Claudio Martini
De Campinas (SP)
Além dos personagens - com suas características próprias, comportamento, maneira de agir - e do roteiro - com diálogos, pensamentos, ações - um elemento importante na construção de uma história em quadrinhos é o ambiente onde tudo acontece. Este ambiente pode ser apenas sugerido, pode ser realista, pode ser uma fantasia. E a arquitetura é uma parte fundamental na construção dos mundos da HQ.
Desde que Winsor McCay invadiu as páginas dos jornais com o mundo onírico de Little Nemo, a arquitetura e o mundo urbano estão presentes nos quadrinhos. A criação de 1905 mostrava uma cidade com palácios neoclássicos e edifícios gigantescos, inspirados na arquitetura do século XIX e na Nova York do início dos anos 1900. A qualidade do trabalho de McCay estabeleceu um padrão altíssimo para a representação gráfica dos quadrinhos, logo nos primórdios do desenvolvimento dessa forma de expressão artística.
Pois agora uma exposição procura fazer um apanhado desta produção de HQs onde a arquitetura desempenha um papel importante na construção de mundos, reais ou imaginários. Archi & BD - La Ville Dessinée, que estará aberta até o dia 28 de novembro, no museu da Cité de l'Architecture et du Patrimonie, Palais de Chaillot, 1 Place du Trocadéro, próximo à Torre Eiffel, em Paris.
É interessante comparar a presença da arquitetura urbana nas histórias em quadrinhos norte-americanas com as européias. Nos Estados Unidos vemos: a presença maciça nas HQs de super-heróis, de grandes cidades, baseadas em megalópoles como Nova York e Chicago, com seus arranha-céus e grandes avenidas; os bairros populares, decadentes e sombrios na obra de Will Eisner, os subúrbios e cidades horizontais californianas em HQs underground, como as de Mr. Natural, criação de Robert Crumb. Atuam principalmente como um pano de fundo para a ação e a aventura.
Já os quadrinhos europeus mostram uma gama maior de estilos arquitetônicos e também notamos que a arquitetura desempenha um papel mais importante na construção ou recriação de mundos. As HQs históricas francesas, mostram desde a Roma imperial, em Asterix e Alix, até cidades e castelos medievais, como na série Os Companheiros do Crepúsculo, de François Bourgeon. Temos ainda: o mundo Art Deco, presente na obra L'Art Moderne, do holandês Joost Swarte, e também nas aventuras de Ray Banana, de Ted Benoît; a cidade moderna dos anos 1950 pós-guerra, na aventuras de Spirou e Fantásio, do excepcional Franquin, a Veneza de Corto Maltese.

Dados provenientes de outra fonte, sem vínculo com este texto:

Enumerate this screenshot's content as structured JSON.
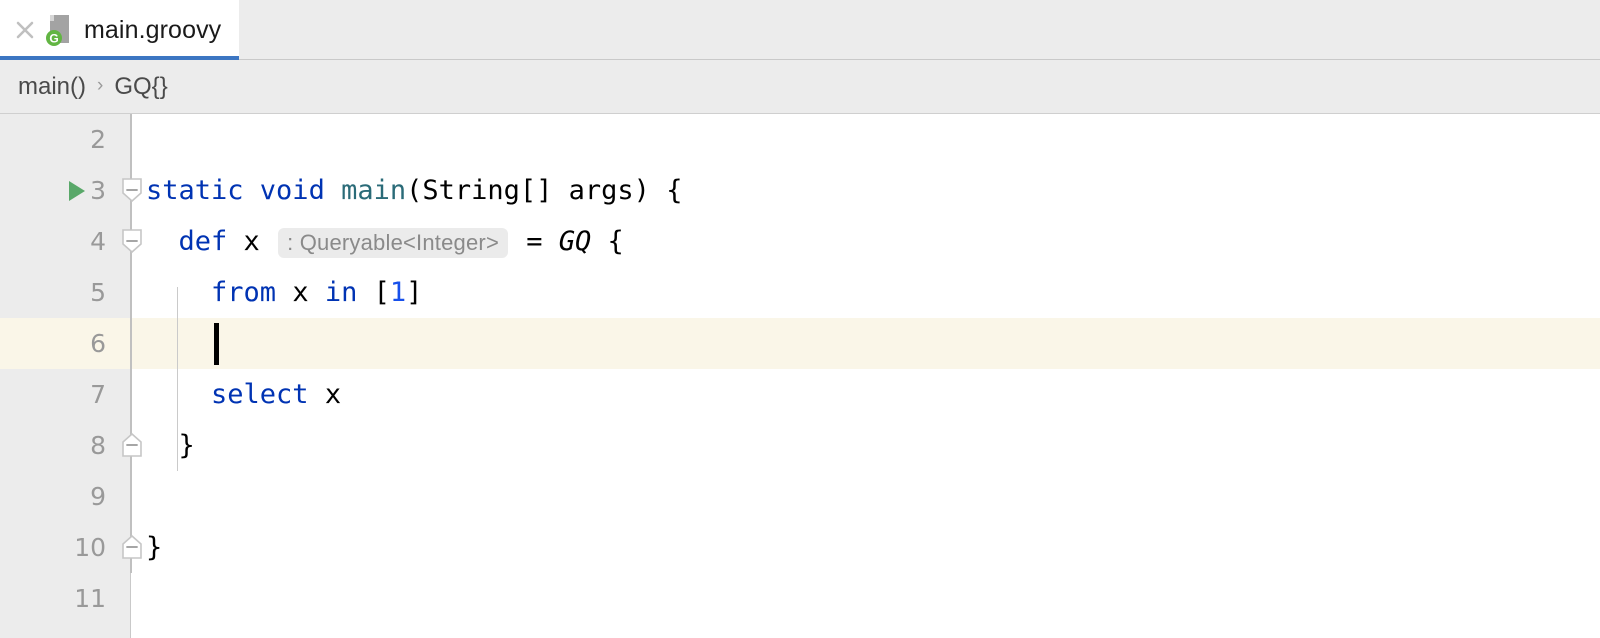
{
  "tab": {
    "title": "main.groovy",
    "close_icon": "close-icon",
    "file_icon": "groovy-file-icon",
    "file_icon_badge": "G",
    "underline_color": "#3c76c2",
    "active": true
  },
  "breadcrumb": {
    "separator": "›",
    "items": [
      {
        "label": "main()"
      },
      {
        "label": "GQ{}"
      }
    ]
  },
  "editor": {
    "background": "#ffffff",
    "gutter_background": "#ececec",
    "current_line_color": "#faf6e8",
    "current_line_number": 6,
    "caret": {
      "line": 6,
      "column": 5
    },
    "run_marker_line": 3,
    "colors": {
      "keyword": "#0033b3",
      "method": "#2a6b78",
      "number": "#1750eb",
      "text": "#000000",
      "inlay_hint_text": "#8a8a8a",
      "inlay_hint_background": "#ebebeb",
      "line_number": "#999999",
      "run_icon": "#59a869"
    },
    "lines": [
      {
        "number": "2",
        "tokens": [],
        "fold": null,
        "run": false,
        "current": false
      },
      {
        "number": "3",
        "tokens": [
          {
            "t": "static ",
            "k": "kw"
          },
          {
            "t": "void ",
            "k": "kw"
          },
          {
            "t": "main",
            "k": "fn"
          },
          {
            "t": "(String[] args) {",
            "k": "plain"
          }
        ],
        "fold": "collapse",
        "run": true,
        "current": false
      },
      {
        "number": "4",
        "tokens": [
          {
            "t": "  ",
            "k": "plain"
          },
          {
            "t": "def",
            "k": "kw"
          },
          {
            "t": " x ",
            "k": "plain"
          },
          {
            "t": ": Queryable<Integer>",
            "k": "hint"
          },
          {
            "t": " = ",
            "k": "plain"
          },
          {
            "t": "GQ",
            "k": "ital"
          },
          {
            "t": " {",
            "k": "plain"
          }
        ],
        "fold": "collapse",
        "run": false,
        "current": false
      },
      {
        "number": "5",
        "tokens": [
          {
            "t": "    ",
            "k": "plain"
          },
          {
            "t": "from",
            "k": "kw"
          },
          {
            "t": " x ",
            "k": "plain"
          },
          {
            "t": "in",
            "k": "kw"
          },
          {
            "t": " [",
            "k": "plain"
          },
          {
            "t": "1",
            "k": "num"
          },
          {
            "t": "]",
            "k": "plain"
          }
        ],
        "fold": null,
        "run": false,
        "current": false
      },
      {
        "number": "6",
        "tokens": [],
        "fold": null,
        "run": false,
        "current": true
      },
      {
        "number": "7",
        "tokens": [
          {
            "t": "    ",
            "k": "plain"
          },
          {
            "t": "select",
            "k": "kw"
          },
          {
            "t": " x",
            "k": "plain"
          }
        ],
        "fold": null,
        "run": false,
        "current": false
      },
      {
        "number": "8",
        "tokens": [
          {
            "t": "  }",
            "k": "plain"
          }
        ],
        "fold": "expand",
        "run": false,
        "current": false
      },
      {
        "number": "9",
        "tokens": [],
        "fold": null,
        "run": false,
        "current": false
      },
      {
        "number": "10",
        "tokens": [
          {
            "t": "}",
            "k": "plain"
          }
        ],
        "fold": "expand",
        "run": false,
        "current": false
      },
      {
        "number": "11",
        "tokens": [],
        "fold": null,
        "run": false,
        "current": false
      }
    ]
  }
}
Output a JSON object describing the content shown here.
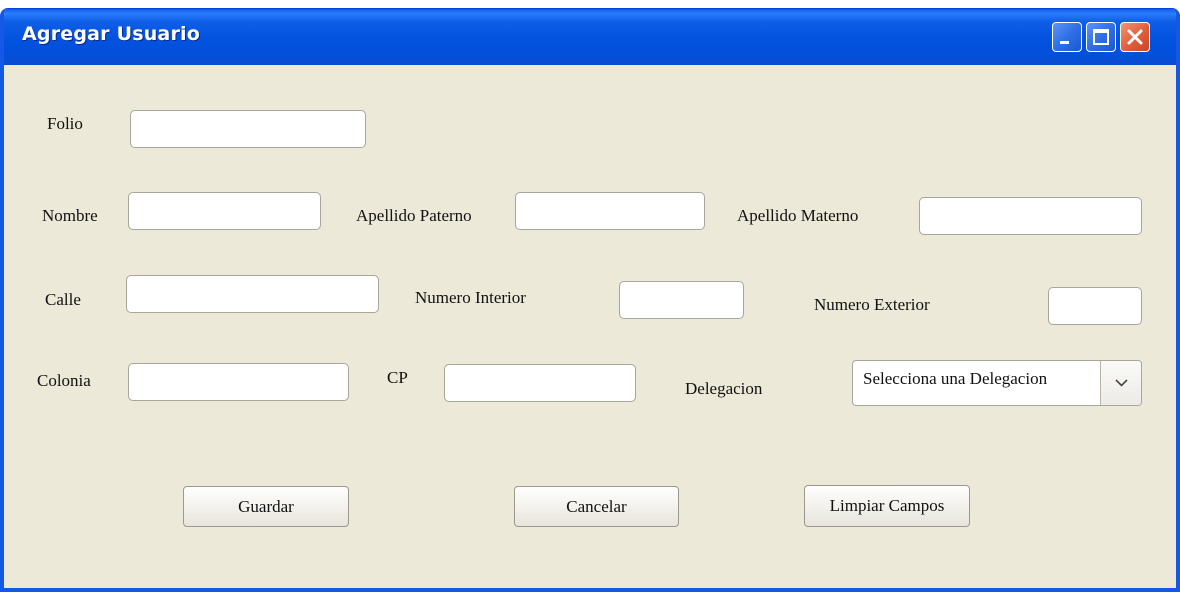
{
  "window": {
    "title": "Agregar Usuario",
    "title_color": "#ffffff",
    "titlebar_color": "#0352df",
    "body_color": "#ece9d8"
  },
  "window_controls": {
    "minimize_icon": "minimize-icon",
    "maximize_icon": "maximize-icon",
    "close_icon": "close-icon"
  },
  "form": {
    "folio": {
      "label": "Folio",
      "value": ""
    },
    "nombre": {
      "label": "Nombre",
      "value": ""
    },
    "apellido_paterno": {
      "label": "Apellido Paterno",
      "value": ""
    },
    "apellido_materno": {
      "label": "Apellido Materno",
      "value": ""
    },
    "calle": {
      "label": "Calle",
      "value": ""
    },
    "numero_interior": {
      "label": "Numero Interior",
      "value": ""
    },
    "numero_exterior": {
      "label": "Numero Exterior",
      "value": ""
    },
    "colonia": {
      "label": "Colonia",
      "value": ""
    },
    "cp": {
      "label": "CP",
      "value": ""
    },
    "delegacion": {
      "label": "Delegacion",
      "selected": "Selecciona una Delegacion",
      "arrow_icon": "chevron-down-icon"
    }
  },
  "buttons": {
    "guardar": "Guardar",
    "cancelar": "Cancelar",
    "limpiar": "Limpiar Campos"
  }
}
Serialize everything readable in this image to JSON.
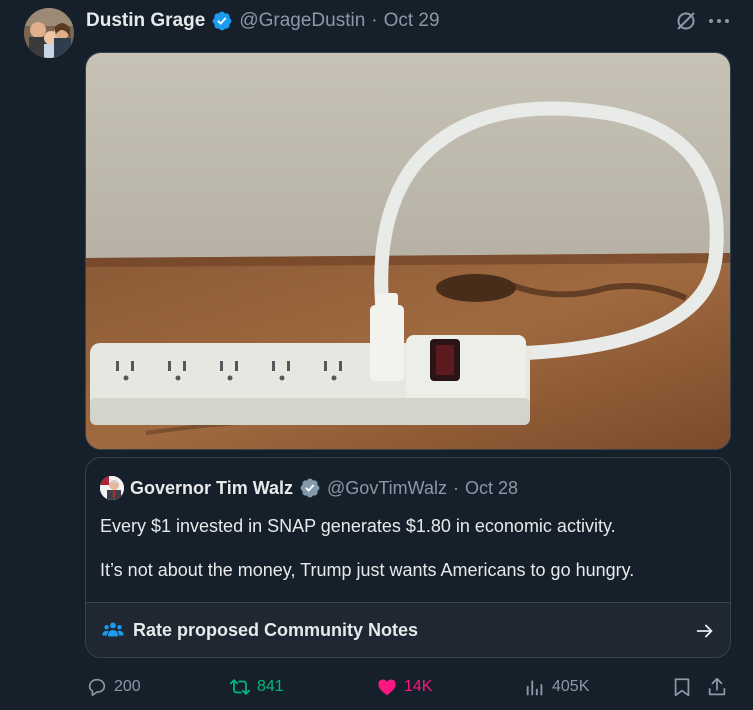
{
  "tweet": {
    "author_name": "Dustin Grage",
    "author_handle": "@GrageDustin",
    "separator": "·",
    "date": "Oct 29",
    "media_alt": "white power strip with a plugged-in cord looping back into itself on a wooden table",
    "icons": {
      "verified": "verified-badge-icon",
      "grok": "grok-icon",
      "more": "more-icon"
    }
  },
  "quote": {
    "author_name": "Governor Tim Walz",
    "author_handle": "@GovTimWalz",
    "separator": "·",
    "date": "Oct 28",
    "text_lines": [
      "Every $1 invested in SNAP generates $1.80 in economic activity.",
      "It’s not about the money, Trump just wants Americans to go hungry."
    ],
    "community_notes_label": "Rate proposed Community Notes"
  },
  "actions": {
    "replies": "200",
    "retweets": "841",
    "likes": "14K",
    "views": "405K"
  },
  "colors": {
    "background": "#15202b",
    "border": "#38444d",
    "text": "#e7e9ea",
    "muted": "#8b98a5",
    "verified": "#1d9bf0",
    "retweet_active": "#00ba7c",
    "like_active": "#f91880",
    "notes_accent": "#1d9bf0"
  }
}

Já a construção de novos mundos tem seguidores talentosos e fiéis: Moebius criou um universo imaginário de uma beleza e crueldade sem igual, na série Incal, com o detetive John Difool, e nos volumes de Le Monde D'Edena.
O belga François Schuiten também é um grande inventor de mundos. Sua série As Cidades Obscuras, cria em cada álbum uma cidade que talvez existisse se a Terra tivesse tomado um outro rumo em algum lugar do passado. Em cidades como Urbicande, Samaris, Armilia, Brüsel, o autor dá forma a edifícios e urbanismos que são descendentes das visões de McCay. Seu irmão, Luc, que era co-autor, junto com François, dos primeiros álbuns de HQ da dupla, abandonou os quadrinhos e resolveu se dedicar à arquitetura real. A exposição ainda traz o humor do grupo Ferraille Productions e sua pequena cidadezinha do interior francês: Villemolle. Villemolle é a capital da puríssima salsicha de hamster e também e está propondo ao cidadão francês seu novo empreendimento imobiliário: choupanas à beira-mar tropical em pleno interior francês, já apostando no aquecimento global e na elevação do nível dos oceanos.
Cerca de 150 autores, reunindo 350 obras, estão nessa exposição que apresenta desenhos originais, painéis, filmes e maquetes. Uma exposição imperdível para quem vai a Paris, mas que tem também um catálogo à venda para quem não pode ir até a França.
Archi & BD mostra uma faceta que às vezes não é muito percebida, mas que contribui para criar o universo complexo, coerente e convincente das histórias em quadrinhos.